Here's some sample data with four classes. The first and second classes contain children with names "name1" and "name2". The third class contains "name1" and "name3", and the fourth contains "name3" and "name4". The fifth class contains all the children of the fourth, as well as "name5". So, the first and second classes are equivalent, and the fourth class is a subclass of the fifth.
@prefix : <http://example.org/> .
:class1 :child [ :objectName "name1" ] ,
[ :objectName "name2" ] .
:class2 :child [ :objectName "name2" ] ,
[ :objectName "name1" ] .
:class3 :child [ :objectName "name1" ] ,
[ :objectName "name3" ] .
:class4 :child [ :objectName "name3" ] ,
[ :objectName "name4" ] .
:class5 :child [ :objectName "name3" ] ,
[ :objectName "name4" ] ,
[ :objectName "name5" ] .
Your description sounds like you're actually looking for subclasses, since you mention classes all of whose children are also in another class. As such, this SPARQL query should take care of finding subclass relationships:
prefix : <http://example.org/>
select distinct ?c1 ?c2 where {
?c1 :child [] .
?c2 :child [] .
NOT EXISTS { ?c1 :child [ :objectName ?name ] .
NOT EXISTS { ?c2 :child [ :objectName ?name ] } }
FILTER( !sameTerm( ?c1, ?c2 ) )
}
The nested NOT EXIST
patterns ensures that the only classes we select are such that there does NOT EXIST
an element ?c1
which does NOT EXIST
in ?c2
. That is, we reject any pairs of sets where there is an element in ?c1
that is not in ?c2
; we reject any ?c1,?c2
pair where ?c1
is not a subset of ?c2
, so we're keeping just the ones where ?c1
is a subset of ?c2
. The sameTerm
filter removes the trivial ?c,?c
pairs, since everything will be subset of itself. Using Jena's command line ARQ tools, we get these results:
$ arq --data data.n3 --query query.sparql
---------------------
| c1 | c2 |
=====================
| :class4 | :class5 |
| :class2 | :class1 |
| :class1 | :class2 |
---------------------
As expected, :class1
and :class2
are each subsets of the other, and :class4
is a subset of :class5
.
If you want equivalent classes, it is sufficient to just a second NOT EXISTS
to ensure that ?c2
is also a subset of ?c1
:
prefix : <http://example.org/>
select distinct ?c1 ?c2 where {
?c1 :child [] .
?c2 :child [] .
NOT EXISTS { ?c1 :child [ :objectName ?name ] .

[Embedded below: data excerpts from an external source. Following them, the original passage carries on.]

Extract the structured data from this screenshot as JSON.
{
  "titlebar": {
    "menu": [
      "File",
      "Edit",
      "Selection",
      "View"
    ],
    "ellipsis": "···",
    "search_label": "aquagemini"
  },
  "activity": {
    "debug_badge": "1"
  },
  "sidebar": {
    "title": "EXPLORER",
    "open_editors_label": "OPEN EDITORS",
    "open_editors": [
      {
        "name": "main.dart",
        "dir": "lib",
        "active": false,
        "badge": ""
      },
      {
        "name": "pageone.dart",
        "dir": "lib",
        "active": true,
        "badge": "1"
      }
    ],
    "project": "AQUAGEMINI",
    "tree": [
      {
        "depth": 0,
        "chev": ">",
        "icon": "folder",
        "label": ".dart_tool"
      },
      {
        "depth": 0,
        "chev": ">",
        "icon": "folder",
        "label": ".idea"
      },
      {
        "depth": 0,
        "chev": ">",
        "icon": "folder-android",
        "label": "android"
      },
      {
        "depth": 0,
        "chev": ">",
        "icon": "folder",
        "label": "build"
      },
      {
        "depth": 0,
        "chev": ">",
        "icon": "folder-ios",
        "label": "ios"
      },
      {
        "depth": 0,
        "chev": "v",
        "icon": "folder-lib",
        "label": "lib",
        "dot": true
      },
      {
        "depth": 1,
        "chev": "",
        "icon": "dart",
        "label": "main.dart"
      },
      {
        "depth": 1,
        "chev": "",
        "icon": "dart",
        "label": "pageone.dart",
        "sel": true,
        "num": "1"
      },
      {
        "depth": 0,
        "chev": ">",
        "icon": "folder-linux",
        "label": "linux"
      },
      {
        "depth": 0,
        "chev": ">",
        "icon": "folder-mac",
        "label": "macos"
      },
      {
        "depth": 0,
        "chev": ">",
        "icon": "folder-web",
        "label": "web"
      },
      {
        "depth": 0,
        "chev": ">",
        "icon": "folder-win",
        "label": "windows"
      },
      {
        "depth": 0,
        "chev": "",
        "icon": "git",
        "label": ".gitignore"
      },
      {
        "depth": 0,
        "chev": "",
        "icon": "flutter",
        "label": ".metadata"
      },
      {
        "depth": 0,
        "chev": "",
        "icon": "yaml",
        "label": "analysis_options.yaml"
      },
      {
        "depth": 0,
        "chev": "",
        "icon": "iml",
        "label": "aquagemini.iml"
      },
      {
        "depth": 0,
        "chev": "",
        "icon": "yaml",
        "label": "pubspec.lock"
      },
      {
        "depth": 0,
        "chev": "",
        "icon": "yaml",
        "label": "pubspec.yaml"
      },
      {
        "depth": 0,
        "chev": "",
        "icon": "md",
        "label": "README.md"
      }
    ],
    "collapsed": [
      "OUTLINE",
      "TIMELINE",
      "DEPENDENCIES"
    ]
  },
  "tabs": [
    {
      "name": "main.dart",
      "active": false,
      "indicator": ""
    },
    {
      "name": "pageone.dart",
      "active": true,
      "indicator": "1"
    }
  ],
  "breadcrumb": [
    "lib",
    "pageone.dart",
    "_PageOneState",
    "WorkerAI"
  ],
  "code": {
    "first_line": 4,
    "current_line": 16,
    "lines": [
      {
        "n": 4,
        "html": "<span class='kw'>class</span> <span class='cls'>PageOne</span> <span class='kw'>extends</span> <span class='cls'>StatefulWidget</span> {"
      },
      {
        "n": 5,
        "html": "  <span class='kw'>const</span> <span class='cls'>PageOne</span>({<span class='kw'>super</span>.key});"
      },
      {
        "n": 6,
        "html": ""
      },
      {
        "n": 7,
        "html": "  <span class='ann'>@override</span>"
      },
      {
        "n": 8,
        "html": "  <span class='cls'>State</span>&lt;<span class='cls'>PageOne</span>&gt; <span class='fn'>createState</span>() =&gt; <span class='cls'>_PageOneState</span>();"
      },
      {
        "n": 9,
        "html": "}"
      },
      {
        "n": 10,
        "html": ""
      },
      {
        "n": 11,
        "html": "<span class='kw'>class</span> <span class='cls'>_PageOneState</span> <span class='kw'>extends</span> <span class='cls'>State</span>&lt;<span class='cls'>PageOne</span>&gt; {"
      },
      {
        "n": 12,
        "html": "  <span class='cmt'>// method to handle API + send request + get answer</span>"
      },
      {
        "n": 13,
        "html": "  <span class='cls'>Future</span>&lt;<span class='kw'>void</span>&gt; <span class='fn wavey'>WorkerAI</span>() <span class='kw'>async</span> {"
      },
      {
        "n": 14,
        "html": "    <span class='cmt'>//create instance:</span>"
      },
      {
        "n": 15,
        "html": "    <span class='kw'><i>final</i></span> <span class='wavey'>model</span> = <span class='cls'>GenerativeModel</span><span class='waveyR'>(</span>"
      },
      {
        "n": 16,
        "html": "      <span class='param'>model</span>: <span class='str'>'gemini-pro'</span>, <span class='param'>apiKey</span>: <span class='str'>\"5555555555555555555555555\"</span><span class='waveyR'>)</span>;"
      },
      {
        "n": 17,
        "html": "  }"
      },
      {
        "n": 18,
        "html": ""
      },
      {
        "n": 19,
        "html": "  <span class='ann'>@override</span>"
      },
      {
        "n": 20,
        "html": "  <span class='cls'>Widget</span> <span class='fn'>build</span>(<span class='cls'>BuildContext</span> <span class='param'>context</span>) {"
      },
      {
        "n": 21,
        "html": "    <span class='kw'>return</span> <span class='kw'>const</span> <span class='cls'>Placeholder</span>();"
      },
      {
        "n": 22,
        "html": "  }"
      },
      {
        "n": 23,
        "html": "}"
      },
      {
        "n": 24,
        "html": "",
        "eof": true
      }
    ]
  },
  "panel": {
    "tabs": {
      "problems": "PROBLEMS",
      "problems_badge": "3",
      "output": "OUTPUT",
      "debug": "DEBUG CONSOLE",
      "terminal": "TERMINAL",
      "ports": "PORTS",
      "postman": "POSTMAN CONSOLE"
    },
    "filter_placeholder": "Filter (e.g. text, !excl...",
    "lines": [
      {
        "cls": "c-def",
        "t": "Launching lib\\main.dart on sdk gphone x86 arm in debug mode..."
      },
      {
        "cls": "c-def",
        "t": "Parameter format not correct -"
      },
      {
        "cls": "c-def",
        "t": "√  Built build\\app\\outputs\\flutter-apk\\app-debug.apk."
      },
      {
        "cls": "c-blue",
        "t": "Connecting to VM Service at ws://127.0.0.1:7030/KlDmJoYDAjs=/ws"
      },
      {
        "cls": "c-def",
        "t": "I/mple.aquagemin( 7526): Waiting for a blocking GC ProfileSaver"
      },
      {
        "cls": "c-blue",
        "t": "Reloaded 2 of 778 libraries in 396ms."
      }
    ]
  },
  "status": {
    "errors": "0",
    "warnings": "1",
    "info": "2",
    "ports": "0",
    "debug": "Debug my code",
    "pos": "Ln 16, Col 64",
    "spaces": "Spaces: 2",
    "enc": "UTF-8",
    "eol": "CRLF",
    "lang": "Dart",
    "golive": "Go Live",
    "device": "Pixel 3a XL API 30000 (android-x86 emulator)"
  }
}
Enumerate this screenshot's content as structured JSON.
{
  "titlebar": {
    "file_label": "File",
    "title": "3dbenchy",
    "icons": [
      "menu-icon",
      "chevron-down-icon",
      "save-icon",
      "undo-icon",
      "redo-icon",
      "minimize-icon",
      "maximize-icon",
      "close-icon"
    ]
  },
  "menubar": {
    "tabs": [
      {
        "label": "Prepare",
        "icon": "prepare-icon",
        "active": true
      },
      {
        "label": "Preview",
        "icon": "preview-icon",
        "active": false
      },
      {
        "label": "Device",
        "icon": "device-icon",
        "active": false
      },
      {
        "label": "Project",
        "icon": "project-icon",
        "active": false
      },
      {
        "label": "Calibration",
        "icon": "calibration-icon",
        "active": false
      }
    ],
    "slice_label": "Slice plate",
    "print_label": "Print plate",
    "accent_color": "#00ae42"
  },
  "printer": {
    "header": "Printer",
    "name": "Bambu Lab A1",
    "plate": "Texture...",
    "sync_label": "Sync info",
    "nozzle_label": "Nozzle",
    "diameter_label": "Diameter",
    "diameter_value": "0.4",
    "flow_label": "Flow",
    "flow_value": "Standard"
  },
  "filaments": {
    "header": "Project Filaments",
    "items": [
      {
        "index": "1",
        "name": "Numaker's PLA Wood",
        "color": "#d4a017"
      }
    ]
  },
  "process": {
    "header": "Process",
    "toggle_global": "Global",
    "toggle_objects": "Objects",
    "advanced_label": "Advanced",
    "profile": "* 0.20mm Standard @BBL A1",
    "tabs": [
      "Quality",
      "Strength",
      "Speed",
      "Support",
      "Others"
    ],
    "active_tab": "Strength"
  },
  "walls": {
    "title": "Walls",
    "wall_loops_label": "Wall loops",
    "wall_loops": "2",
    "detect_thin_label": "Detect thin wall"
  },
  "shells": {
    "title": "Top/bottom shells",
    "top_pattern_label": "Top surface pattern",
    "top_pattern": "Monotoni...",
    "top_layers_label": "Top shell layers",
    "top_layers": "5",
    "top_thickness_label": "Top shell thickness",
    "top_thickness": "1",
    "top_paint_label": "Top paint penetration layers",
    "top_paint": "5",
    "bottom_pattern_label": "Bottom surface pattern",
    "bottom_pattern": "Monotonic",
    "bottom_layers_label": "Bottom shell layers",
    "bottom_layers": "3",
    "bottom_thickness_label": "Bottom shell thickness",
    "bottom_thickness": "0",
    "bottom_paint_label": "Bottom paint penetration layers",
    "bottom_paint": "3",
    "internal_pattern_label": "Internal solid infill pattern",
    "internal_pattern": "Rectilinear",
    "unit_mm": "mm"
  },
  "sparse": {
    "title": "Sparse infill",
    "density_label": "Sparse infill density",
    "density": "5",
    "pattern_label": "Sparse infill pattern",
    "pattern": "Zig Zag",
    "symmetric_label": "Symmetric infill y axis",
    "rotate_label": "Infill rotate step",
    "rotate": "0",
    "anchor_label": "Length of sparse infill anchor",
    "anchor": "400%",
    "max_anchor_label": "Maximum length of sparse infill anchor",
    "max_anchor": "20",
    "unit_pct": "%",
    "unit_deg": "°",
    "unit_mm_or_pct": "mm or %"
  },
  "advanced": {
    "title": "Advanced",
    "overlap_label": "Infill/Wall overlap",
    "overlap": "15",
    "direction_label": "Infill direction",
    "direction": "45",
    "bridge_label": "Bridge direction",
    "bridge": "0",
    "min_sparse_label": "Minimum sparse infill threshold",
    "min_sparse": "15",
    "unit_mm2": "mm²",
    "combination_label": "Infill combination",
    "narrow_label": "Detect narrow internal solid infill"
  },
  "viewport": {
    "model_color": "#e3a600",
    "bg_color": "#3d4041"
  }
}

NOT EXISTS { ?c2 :child [ :objectName ?name ] } }
NOT EXISTS { ?c2 :child [ :objectName ?name ] .
NOT EXISTS { ?c1 :child [ :objectName ?name ] } }
FILTER( !sameTerm( ?c1, ?c2 ) )
}
With this query, we get back just :class1
and :class2
:
$ arq --data data.n3 --query query.sparql
---------------------
| c1 | c2 |
=====================
| :class2 | :class1 |
| :class1 | :class2 |
---------------------